One wonders how this would work in reality, not least because so many rules - such as those regulating self-driving cars, pollution or product standards - are designed for public safety.
His other focus would be to dramatically shrink government by firing potentially hundreds of thousands of people. Musk said he would not just throw people out on the street, but he would give them “a reasonable off-ramp where, you know, they’re still earning, they’re still receiving money, but they have a year or two to find jobs in the private sector”.

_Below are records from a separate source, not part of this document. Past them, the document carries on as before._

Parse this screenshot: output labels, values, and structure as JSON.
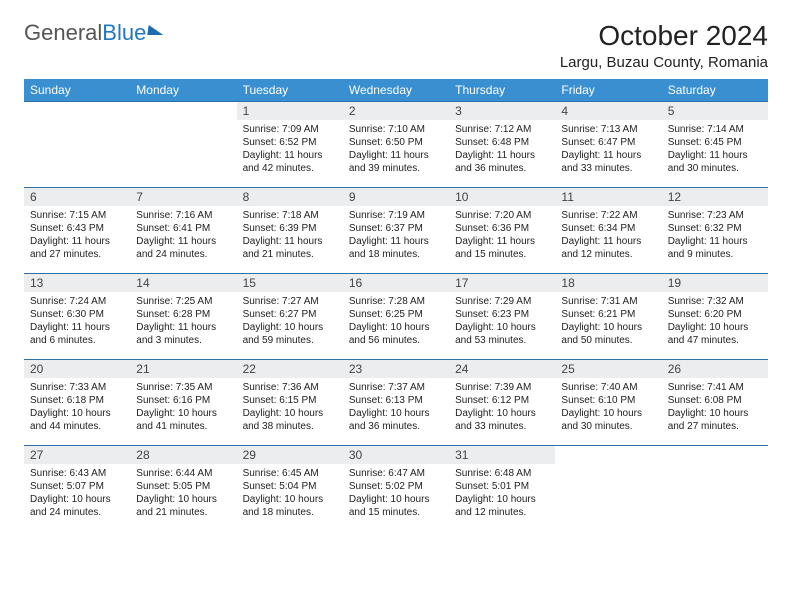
{
  "logo": {
    "text1": "General",
    "text2": "Blue"
  },
  "title": "October 2024",
  "location": "Largu, Buzau County, Romania",
  "colors": {
    "header_bg": "#3a8fd0",
    "header_text": "#ffffff",
    "row_divider": "#2d6fa8",
    "daynum_bg": "#ecedee",
    "logo_blue": "#2277c3"
  },
  "weekdays": [
    "Sunday",
    "Monday",
    "Tuesday",
    "Wednesday",
    "Thursday",
    "Friday",
    "Saturday"
  ],
  "weeks": [
    [
      {
        "empty": true
      },
      {
        "empty": true
      },
      {
        "n": "1",
        "sr": "Sunrise: 7:09 AM",
        "ss": "Sunset: 6:52 PM",
        "dl": "Daylight: 11 hours and 42 minutes."
      },
      {
        "n": "2",
        "sr": "Sunrise: 7:10 AM",
        "ss": "Sunset: 6:50 PM",
        "dl": "Daylight: 11 hours and 39 minutes."
      },
      {
        "n": "3",
        "sr": "Sunrise: 7:12 AM",
        "ss": "Sunset: 6:48 PM",
        "dl": "Daylight: 11 hours and 36 minutes."
      },
      {
        "n": "4",
        "sr": "Sunrise: 7:13 AM",
        "ss": "Sunset: 6:47 PM",
        "dl": "Daylight: 11 hours and 33 minutes."
      },
      {
        "n": "5",
        "sr": "Sunrise: 7:14 AM",
        "ss": "Sunset: 6:45 PM",
        "dl": "Daylight: 11 hours and 30 minutes."
      }
    ],
    [
      {
        "n": "6",
        "sr": "Sunrise: 7:15 AM",
        "ss": "Sunset: 6:43 PM",
        "dl": "Daylight: 11 hours and 27 minutes."
      },
      {
        "n": "7",
        "sr": "Sunrise: 7:16 AM",
        "ss": "Sunset: 6:41 PM",
        "dl": "Daylight: 11 hours and 24 minutes."
      },
      {
        "n": "8",
        "sr": "Sunrise: 7:18 AM",
        "ss": "Sunset: 6:39 PM",
        "dl": "Daylight: 11 hours and 21 minutes."
      },
      {
        "n": "9",
        "sr": "Sunrise: 7:19 AM",
        "ss": "Sunset: 6:37 PM",
        "dl": "Daylight: 11 hours and 18 minutes."
      },
      {
        "n": "10",
        "sr": "Sunrise: 7:20 AM",
        "ss": "Sunset: 6:36 PM",
        "dl": "Daylight: 11 hours and 15 minutes."
      },
      {
        "n": "11",
        "sr": "Sunrise: 7:22 AM",
        "ss": "Sunset: 6:34 PM",
        "dl": "Daylight: 11 hours and 12 minutes."
      },
      {
        "n": "12",
        "sr": "Sunrise: 7:23 AM",
        "ss": "Sunset: 6:32 PM",
        "dl": "Daylight: 11 hours and 9 minutes."
      }
    ],
    [
      {
        "n": "13",
        "sr": "Sunrise: 7:24 AM",
        "ss": "Sunset: 6:30 PM",
        "dl": "Daylight: 11 hours and 6 minutes."
      },
      {
        "n": "14",
        "sr": "Sunrise: 7:25 AM",
        "ss": "Sunset: 6:28 PM",
        "dl": "Daylight: 11 hours and 3 minutes."
      },
      {
        "n": "15",
        "sr": "Sunrise: 7:27 AM",
        "ss": "Sunset: 6:27 PM",
        "dl": "Daylight: 10 hours and 59 minutes."
      },
      {
        "n": "16",
        "sr": "Sunrise: 7:28 AM",
        "ss": "Sunset: 6:25 PM",
        "dl": "Daylight: 10 hours and 56 minutes."
      },
      {
        "n": "17",
        "sr": "Sunrise: 7:29 AM",
        "ss": "Sunset: 6:23 PM",
        "dl": "Daylight: 10 hours and 53 minutes."
      },
      {
        "n": "18",
        "sr": "Sunrise: 7:31 AM",
        "ss": "Sunset: 6:21 PM",
        "dl": "Daylight: 10 hours and 50 minutes."
      },
      {
        "n": "19",
        "sr": "Sunrise: 7:32 AM",
        "ss": "Sunset: 6:20 PM",
        "dl": "Daylight: 10 hours and 47 minutes."
      }
    ],
    [
      {
        "n": "20",
        "sr": "Sunrise: 7:33 AM",
        "ss": "Sunset: 6:18 PM",
        "dl": "Daylight: 10 hours and 44 minutes."
      },
      {
        "n": "21",
        "sr": "Sunrise: 7:35 AM",
        "ss": "Sunset: 6:16 PM",
        "dl": "Daylight: 10 hours and 41 minutes."
      },
      {
        "n": "22",
        "sr": "Sunrise: 7:36 AM",
        "ss": "Sunset: 6:15 PM",
        "dl": "Daylight: 10 hours and 38 minutes."
      },
      {
        "n": "23",
        "sr": "Sunrise: 7:37 AM",
        "ss": "Sunset: 6:13 PM",
        "dl": "Daylight: 10 hours and 36 minutes."
      },
      {
        "n": "24",
        "sr": "Sunrise: 7:39 AM",
        "ss": "Sunset: 6:12 PM",
        "dl": "Daylight: 10 hours and 33 minutes."
      },
      {
        "n": "25",
        "sr": "Sunrise: 7:40 AM",
        "ss": "Sunset: 6:10 PM",
        "dl": "Daylight: 10 hours and 30 minutes."
      },
      {
        "n": "26",
        "sr": "Sunrise: 7:41 AM",
        "ss": "Sunset: 6:08 PM",
        "dl": "Daylight: 10 hours and 27 minutes."
      }
    ],
    [
      {
        "n": "27",
        "sr": "Sunrise: 6:43 AM",
        "ss": "Sunset: 5:07 PM",
        "dl": "Daylight: 10 hours and 24 minutes."
      },
      {
        "n": "28",
        "sr": "Sunrise: 6:44 AM",
        "ss": "Sunset: 5:05 PM",
        "dl": "Daylight: 10 hours and 21 minutes."
      },
      {
        "n": "29",
        "sr": "Sunrise: 6:45 AM",
        "ss": "Sunset: 5:04 PM",
        "dl": "Daylight: 10 hours and 18 minutes."
      },
      {
        "n": "30",
        "sr": "Sunrise: 6:47 AM",
        "ss": "Sunset: 5:02 PM",
        "dl": "Daylight: 10 hours and 15 minutes."
      },
      {
        "n": "31",
        "sr": "Sunrise: 6:48 AM",
        "ss": "Sunset: 5:01 PM",
        "dl": "Daylight: 10 hours and 12 minutes."
      },
      {
        "empty": true
      },
      {
        "empty": true
      }
    ]
  ]
}
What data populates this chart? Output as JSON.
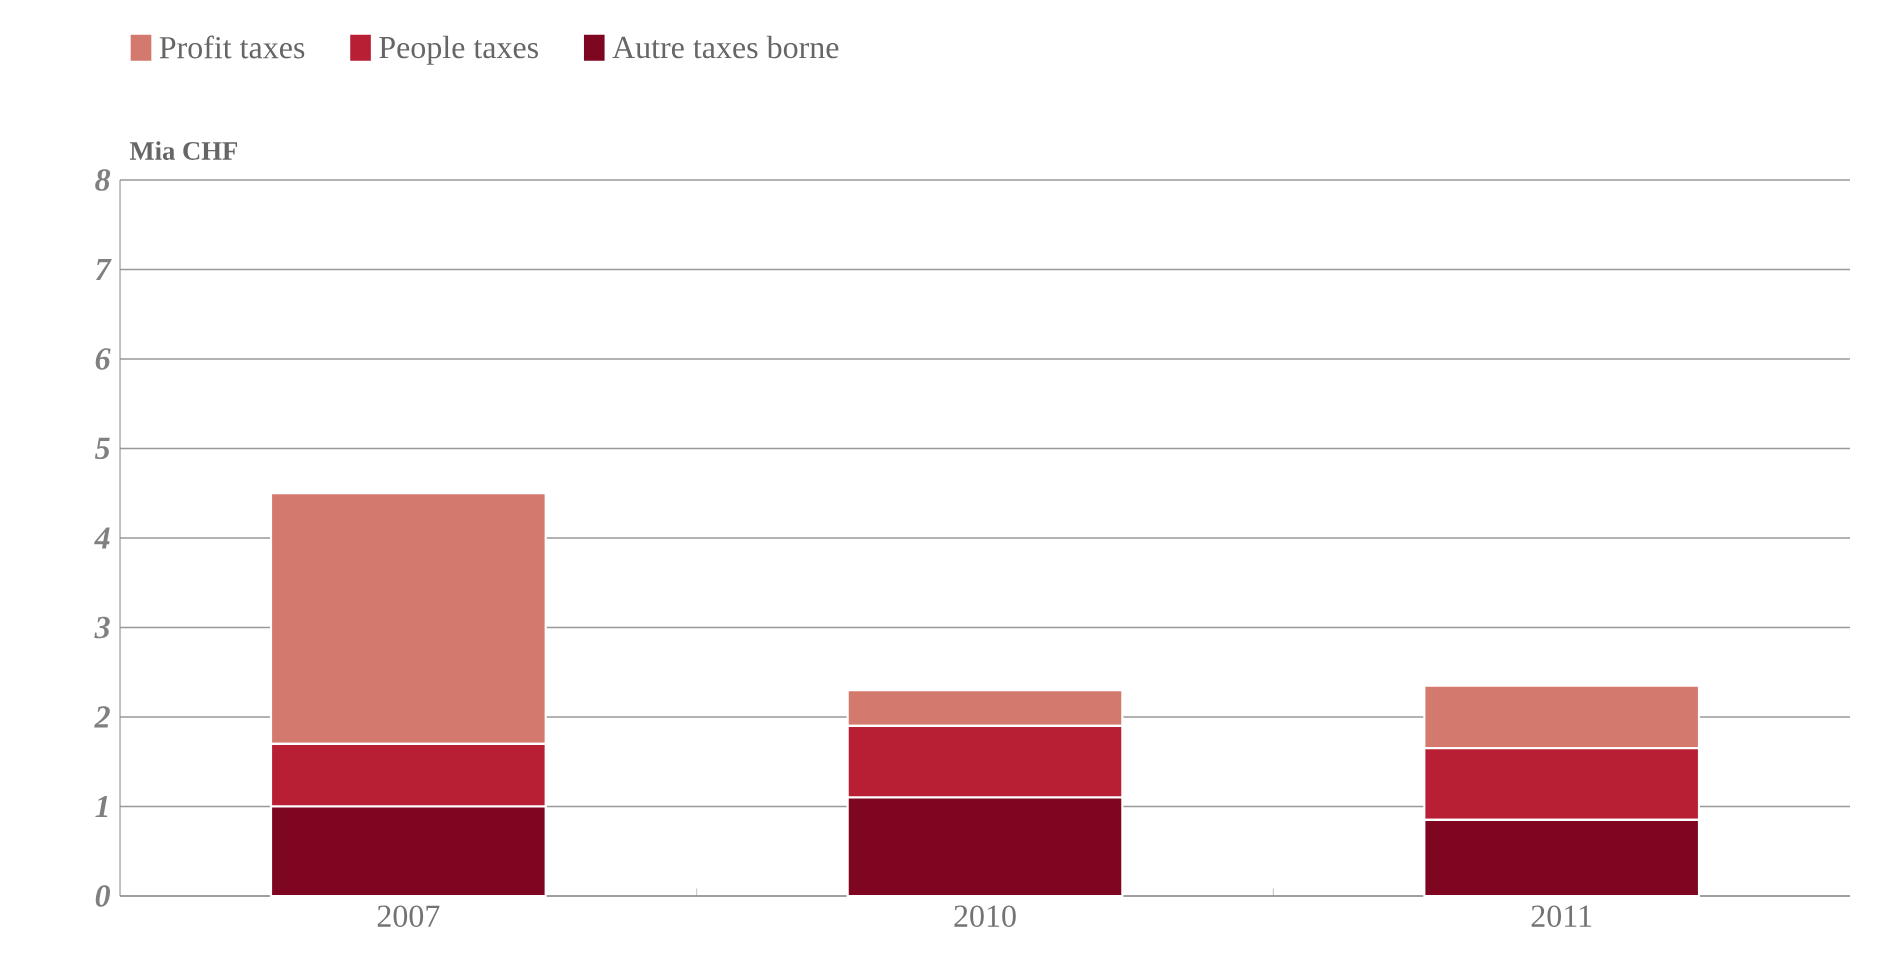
{
  "chart_data": {
    "type": "bar",
    "stacked": true,
    "ylabel": "Mia CHF",
    "categories": [
      "2007",
      "2010",
      "2011"
    ],
    "series": [
      {
        "name": "Autre taxes borne",
        "color": "#7e0621",
        "values": [
          1.0,
          1.1,
          0.85
        ]
      },
      {
        "name": "People taxes",
        "color": "#b81f35",
        "values": [
          0.7,
          0.8,
          0.8
        ]
      },
      {
        "name": "Profit taxes",
        "color": "#d4796e",
        "values": [
          2.8,
          0.4,
          0.7
        ]
      }
    ],
    "ylim": [
      0,
      8
    ],
    "yticks": [
      0,
      1,
      2,
      3,
      4,
      5,
      6,
      7,
      8
    ],
    "grid": "y",
    "legend": "top left"
  }
}
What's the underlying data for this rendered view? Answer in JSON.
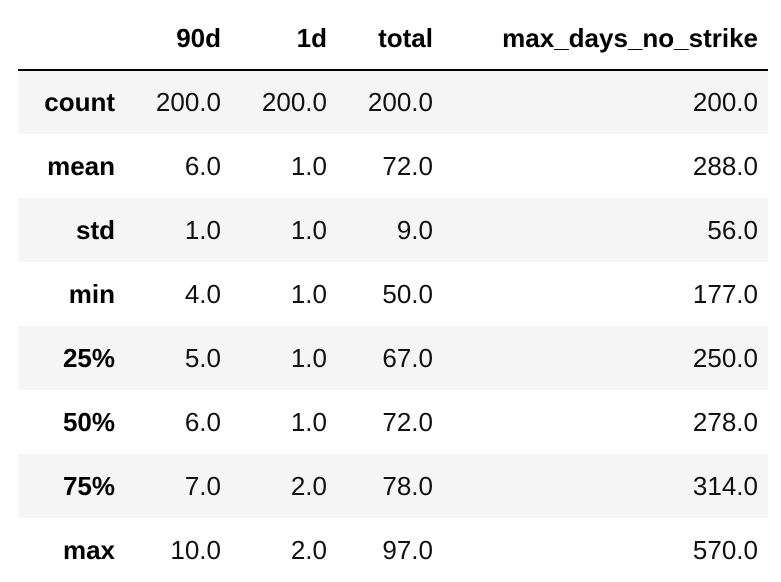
{
  "table": {
    "columns": [
      "",
      "90d",
      "1d",
      "total",
      "max_days_no_strike"
    ],
    "rows": [
      {
        "index": "count",
        "values": [
          "200.0",
          "200.0",
          "200.0",
          "200.0"
        ]
      },
      {
        "index": "mean",
        "values": [
          "6.0",
          "1.0",
          "72.0",
          "288.0"
        ]
      },
      {
        "index": "std",
        "values": [
          "1.0",
          "1.0",
          "9.0",
          "56.0"
        ]
      },
      {
        "index": "min",
        "values": [
          "4.0",
          "1.0",
          "50.0",
          "177.0"
        ]
      },
      {
        "index": "25%",
        "values": [
          "5.0",
          "1.0",
          "67.0",
          "250.0"
        ]
      },
      {
        "index": "50%",
        "values": [
          "6.0",
          "1.0",
          "72.0",
          "278.0"
        ]
      },
      {
        "index": "75%",
        "values": [
          "7.0",
          "2.0",
          "78.0",
          "314.0"
        ]
      },
      {
        "index": "max",
        "values": [
          "10.0",
          "2.0",
          "97.0",
          "570.0"
        ]
      }
    ]
  },
  "colors": {
    "striped_row": "#f5f5f5",
    "header_rule": "#000000",
    "background": "#ffffff"
  }
}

But he also opposed the notion that cuts could be done incrementally. Better to do it swiftly, and at large scale - like he did at Twitter. “If there’s a once-in-a-generation opportunity, and you don’t take serious action, and then you have four years to get it done. And then if it doesn’t get done ...” he said, before trailing off. Politicians, he added, were “whistling past the graveyard” by allowing spending to spiral. He added: “This does not end well.”
Trump is not the first presidential candidate to promise a root-and-branch overhaul of government. Both Ronald Reagan and Bill Clinton launched such efforts. The former was largely fruitless because most recommendations required law changes that were deemed impractical or too difficult. The effort by Clinton was more successful, leading to a reduction of more than 400,000 jobs over eight years that resulted in the smallest federal apparatus in 40 years.
In an interview with the TV personality Tucker Carlson last week, Trump said that Musk “doesn’t want to become a secretary of something”, suggesting a more informal role could await him in government. That might reassure investors in Musk’s various companies, where he is already spinning multiple plates. In addition to time-consuming jobs at Tesla, SpaceX and X, Musk is chief executive of the Boring Company, which bores tunnels; founder of Neuralink, which creates computerised brain implants; and founder of xAI, an artificial intelligence startup, which last week was said to be in talks over a funding round that could value it at dollars 45 billion.
For critics, the worry is that if indeed Musk becomes the master of DOGE, the federal government could turn out like X. The company has seen revenues fall by an estimated 50 per cent since his takeover, as advertisers have fled a platform that feels more chaotic and less civil than it used to. The value of the company has plunged by 80 per cent. Musk, however, appeared unbowed. “The reality is that if you get rid of nonsense regulations, and shift people from the government sector to the private sector, we will have immense prosperity,” he said. “I think we’ll have a golden age in this country.”